She rested her face upon her hand, and looked into the fire.
“I suppose,” she said, “this means that you have refused Mr. Letheringham’s offer.”
“I have refused it,” he answered.
“I am sorry,” she said simply.
She rose from her chair with a sudden start, began to draw on her cloak, and then let it fall altogether from her shoulders.
“Why do you do this?” she asked earnestly. “Is it that you are so ambitious? You used not to be so—in the old days.”
He laughed bitterly.
“You too, then,” he said, “can remember. Ambitious! Well, why not? To be Premier of England, to stand for the people, to carry through to its logical consummation a bloodless revolution, surely this is worth while. Is there anything in the world better worth having than power?”
“Yes,” she answered, looking him full in the eyes.
“What is it then? Let me know before it is too late.”
“Love!”
He threw his arms about her. For a moment she was powerless in his grasp.
“So be it then,” he cried fiercely. “Give me the one, and I will deny the other. Only no half measures! I will drink to the bottom of the cup or not at all.”
She shook herself free from him, breathless, consumed with an anger to which she dared not give voice. For a moment or two she was speechless. Her bosom rose and fell, a bright streak of colour flared in her cheeks. Brott stood away from her, white and stern.
“You—are clumsy!” she said. “You frighten me!”
Her words carried no conviction. He looked at her with a new suspicion.
“You talk like a child,” he answered roughly, “or else your whole conduct is a fraud. For months I have been your slave. I have abandoned my principles, given you my time, followed at your heels like a tame dog. And for what? You will not marry me, you will not commit yourself to anything. You are a past mistress in the art of binding fools to your chariot wheels. You know that I love you—that there breathes on this earth no other woman for me but you. I have told you this in all save words a hundred times. And now—now it is my turn. I have been played with long enough. You are here unbidden—unexpected. You can consider that door locked. Now tell me why you came.”
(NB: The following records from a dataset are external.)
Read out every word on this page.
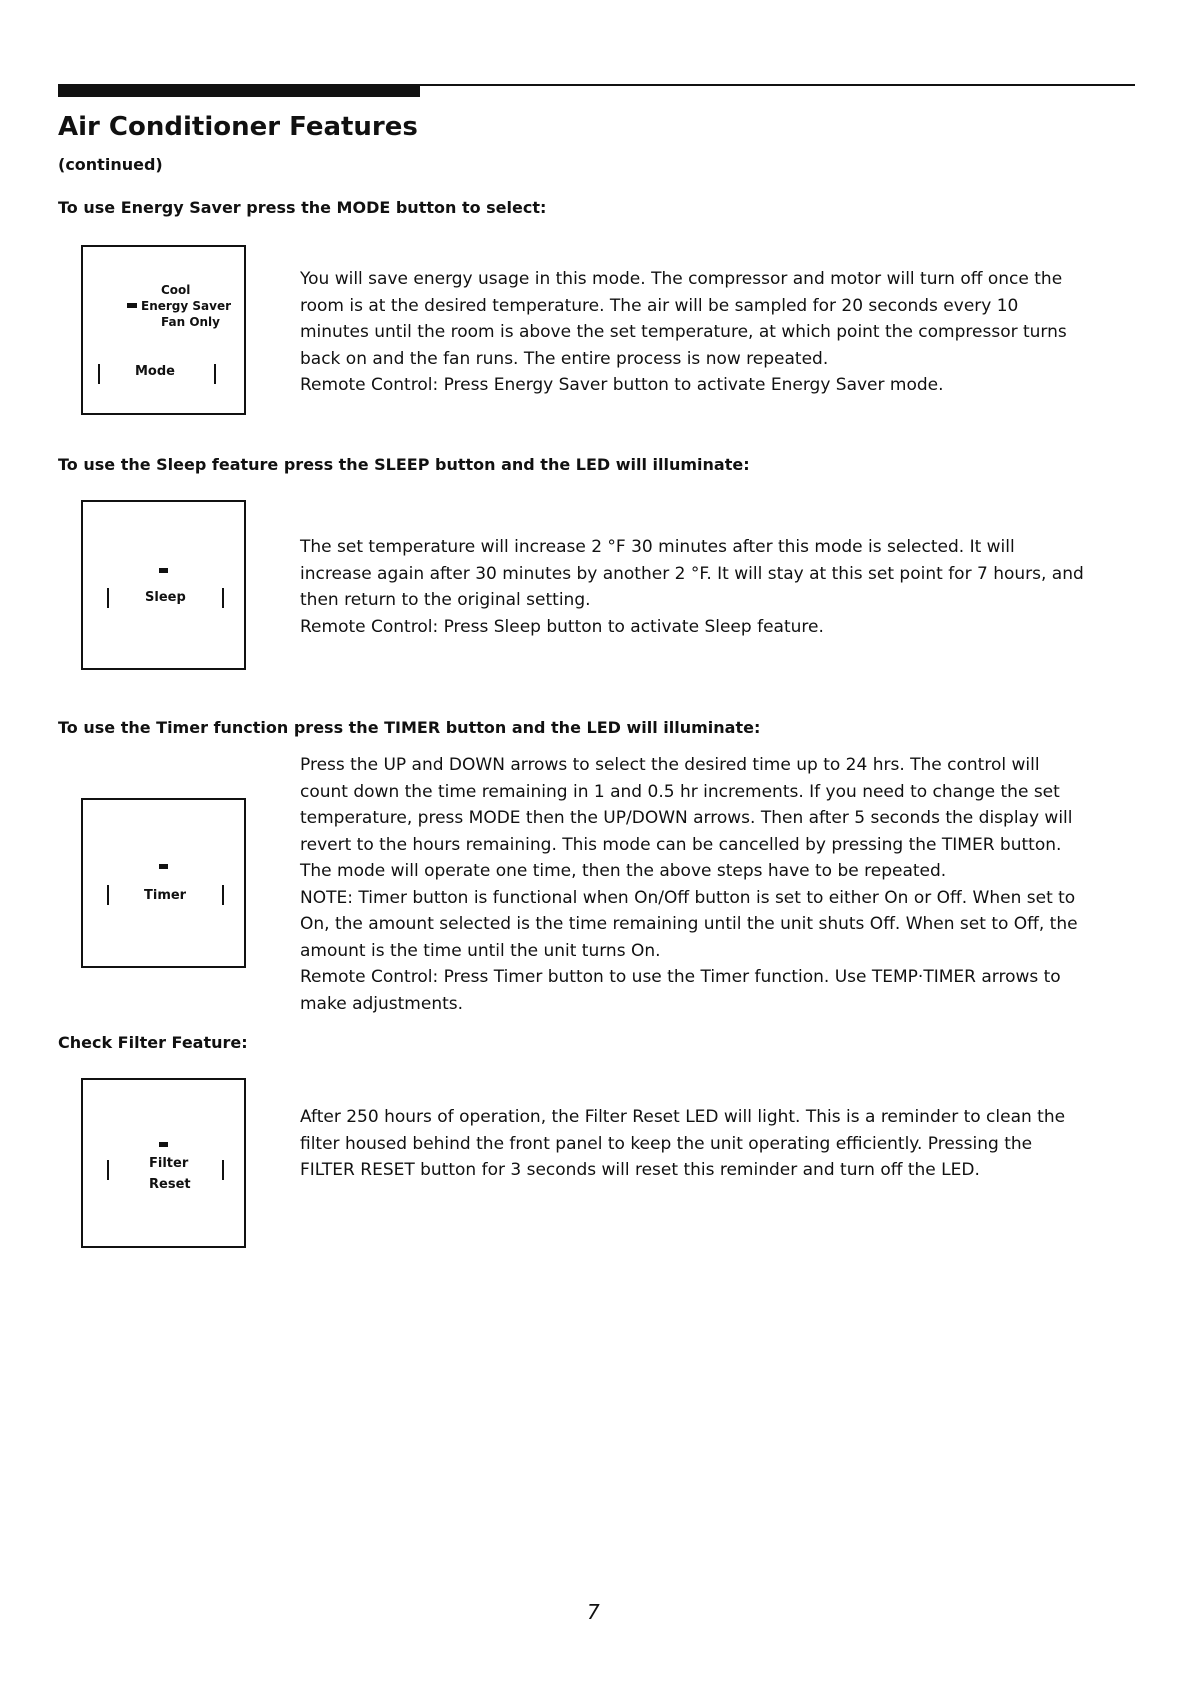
Air Conditioner Features
(continued)
To use Energy Saver press the MODE button to select:
Cool
Energy Saver
Fan Only
Mode

You will save energy usage in this mode. The compressor and motor will turn off once the room is at the desired temperature. The air will be sampled for 20 seconds every 10 minutes until the room is above the set temperature, at which point the compressor turns back on and the fan runs. The entire process is now repeated.

Remote Control: Press Energy Saver button to activate Energy Saver mode.

To use the Sleep feature press the SLEEP button and the LED will illuminate:
Sleep

The set temperature will increase 2 °F 30 minutes after this mode is selected. It will increase again after 30 minutes by another 2 °F. It will stay at this set point for 7 hours, and then return to the original setting.

Remote Control: Press Sleep button to activate Sleep feature.

To use the Timer function press the TIMER button and the LED will illuminate:
Timer

Press the UP and DOWN arrows to select the desired time up to 24 hrs. The control will count down the time remaining in 1 and 0.5 hr increments. If you need to change the set temperature, press MODE then the UP/DOWN arrows. Then after 5 seconds the display will revert to the hours remaining. This mode can be cancelled by pressing the TIMER button. The mode will operate one time, then the above steps have to be repeated.

NOTE: Timer button is functional when On/Off button is set to either On or Off. When set to On, the amount selected is the time remaining until the unit shuts Off. When set to Off, the amount is the time until the unit turns On.

Remote Control: Press Timer button to use the Timer function. Use TEMP·TIMER arrows to make adjustments.

Check Filter Feature:
Filter
Reset

After 250 hours of operation, the Filter Reset LED will light. This is a reminder to clean the filter housed behind the front panel to keep the unit operating efficiently. Pressing the FILTER RESET button for 3 seconds will reset this reminder and turn off the LED.

7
Lucille had recovered herself. She stood before him, white but calm.
“Because,” she said, “I am a woman.”
“That means that you came without reason—on impulse?” he asked.
“I came,” she said, “because I heard that you were about to take a step which must separate us for ever.”
“And that,” he asked, “disturbed you?”
“Yes!”
“Come, we are drawing nearer together,” he said, a kindling light in his eyes. “Now answer me this. How much do you care if this eternal separation does come? Here am I on the threshold of action. Unless I change my mind within ten minutes I must throw in my lot with those whom you and your Order loathe and despise. There can be no half measures. I must be their leader, or I must vanish from the face of the political world. This I will do if you bid me. But the price must be yourself—wholly, without reservation—yourself, body and soul.”